Meet the RWJF Center for Health Policy at the University of New Mexico

Oct 9, 2012, 9:00 AM

This is part of a series introducing programs in the Robert Wood Johnson Foundation (RWJF) Human Capital Portfolio. The RWJF Center for Health Policy at the University of New Mexico is working to increase the diversity of those with formal training in the fields of economics, political science and sociology who engage in health services and health policy research, and to become a nationally recognized locus for health policy research that will support work to inform health policy debates at multiple levels.

The Robert Wood Johnson Foundation Center for Health Policy at the University of New Mexico is poised to have a far-reaching impact on the nation. The Center is the only institution dedicated to increasing the number of leaders from Latino and American Indian communities who will help shape the future of our nation’s health and health care.

At the heart of this work is the academic and professional development of its doctoral and post-doctoral fellows, a diverse group who are on their way to careers in health policy, academia, philanthropy, and health care financing and delivery systems. 

The Center is dedicated to preparing these future leaders through on-the-job research, policy analysis training, leadership development, and community capacity building. Through interdisciplinary research with health care professionals, and by partnering with other researchers and professional organizations, fellows pursue resolutions for complex policy issues affecting our nation’s health, especially in Latino and American Indian communities.

Lisa Cacari-Stone, PhD, and Celia Iriart, PhD—both senior fellows at the Center and assistant professor and associate professor of family and community medicine, respectively—are examining issues that contribute to health and health care disparities in Latino communities.

Cacari-Stone studies ways to improve health policy and public health systems for Latino communities in the Southwest. Her recent project, “Talking About Health and Health Care: Experiences and Perspectives of Mexican Women in the Border Region,” examines how economic, financial, political, and cultural factors often limit access to health care for women in communities along the border between  the United States and Mexico.

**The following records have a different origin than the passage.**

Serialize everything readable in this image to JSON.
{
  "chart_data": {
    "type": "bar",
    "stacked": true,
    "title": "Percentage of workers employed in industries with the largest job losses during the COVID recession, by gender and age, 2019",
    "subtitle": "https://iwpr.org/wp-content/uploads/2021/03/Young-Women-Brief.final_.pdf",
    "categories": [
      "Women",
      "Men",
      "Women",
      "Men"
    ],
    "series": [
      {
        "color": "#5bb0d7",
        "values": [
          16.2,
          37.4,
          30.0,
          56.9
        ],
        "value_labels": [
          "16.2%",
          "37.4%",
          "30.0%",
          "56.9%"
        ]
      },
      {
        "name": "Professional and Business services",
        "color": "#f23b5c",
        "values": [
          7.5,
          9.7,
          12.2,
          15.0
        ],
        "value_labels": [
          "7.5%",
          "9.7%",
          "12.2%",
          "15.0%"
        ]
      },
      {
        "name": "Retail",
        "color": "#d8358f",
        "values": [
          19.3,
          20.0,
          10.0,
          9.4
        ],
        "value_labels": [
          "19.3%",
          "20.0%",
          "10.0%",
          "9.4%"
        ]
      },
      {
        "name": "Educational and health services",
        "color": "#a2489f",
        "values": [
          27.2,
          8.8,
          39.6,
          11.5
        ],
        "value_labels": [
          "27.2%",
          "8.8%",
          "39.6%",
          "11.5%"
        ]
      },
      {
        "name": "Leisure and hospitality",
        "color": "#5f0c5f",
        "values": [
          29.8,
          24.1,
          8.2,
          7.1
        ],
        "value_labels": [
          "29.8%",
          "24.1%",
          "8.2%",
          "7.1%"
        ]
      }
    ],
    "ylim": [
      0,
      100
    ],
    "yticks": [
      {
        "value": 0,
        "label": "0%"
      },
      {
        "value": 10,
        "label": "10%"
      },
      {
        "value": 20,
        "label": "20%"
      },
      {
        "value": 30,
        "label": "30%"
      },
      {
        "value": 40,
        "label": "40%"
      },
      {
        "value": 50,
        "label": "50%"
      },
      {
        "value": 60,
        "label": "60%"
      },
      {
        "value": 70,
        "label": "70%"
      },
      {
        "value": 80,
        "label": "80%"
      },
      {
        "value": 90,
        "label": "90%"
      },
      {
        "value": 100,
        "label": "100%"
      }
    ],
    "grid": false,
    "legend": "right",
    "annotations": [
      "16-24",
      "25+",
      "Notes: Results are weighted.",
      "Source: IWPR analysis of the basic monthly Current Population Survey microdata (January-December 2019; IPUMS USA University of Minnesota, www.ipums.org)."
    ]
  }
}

Her groundbreaking cost-effectiveness research work, “Corazon por La Vida,” a partnership with Hidalgo Medical Services, combines community prevention initiatives with clinical process improvement for hypertension care in southwest New Mexico.

Iriart has focused her recent work on chronic malnutrition among overweight Latino children living in adverse socioeconomic conditions. Working with the Latino community in southeast Albuquerque, N.M., Iriart and her team have developed a pilot program to examine the dynamics between immigrant Latino communities, their environments, and attitudes toward food. They are also educating these groups on healthy eating with the foods available in the United States, and on the link between food choices and overall health.

In addition, the Center focuses on inserting the perspectives of Latino, American Indian, and other underrepresented groups into the most pressing health policy debates. The Center has partnered with the National Association of Latino Elected and Appointed Officials (NALEO) to establish the National Policy Institute on Building Healthy Communities. This effort is sponsored by the NALEO Educational Fund’s Healthy Communities Initiatives, and it provides an intensive leadership development program. The program’s design aims to enhance the capacity of elected and appointed Latino officials for policy-making. The goal is to improve the quality of life for residents in the jurisdictions of these officials, and to address the epidemic of childhood obesity both in these specific communities and throughout the nation.

The RWJF Center for Health Policy at the University of New Mexico is creating opportunities for more people from Latino and American Indian communities to contribute to the national dialogue on health and health care issues. By doing so, the Center aims to improve the health of all communities.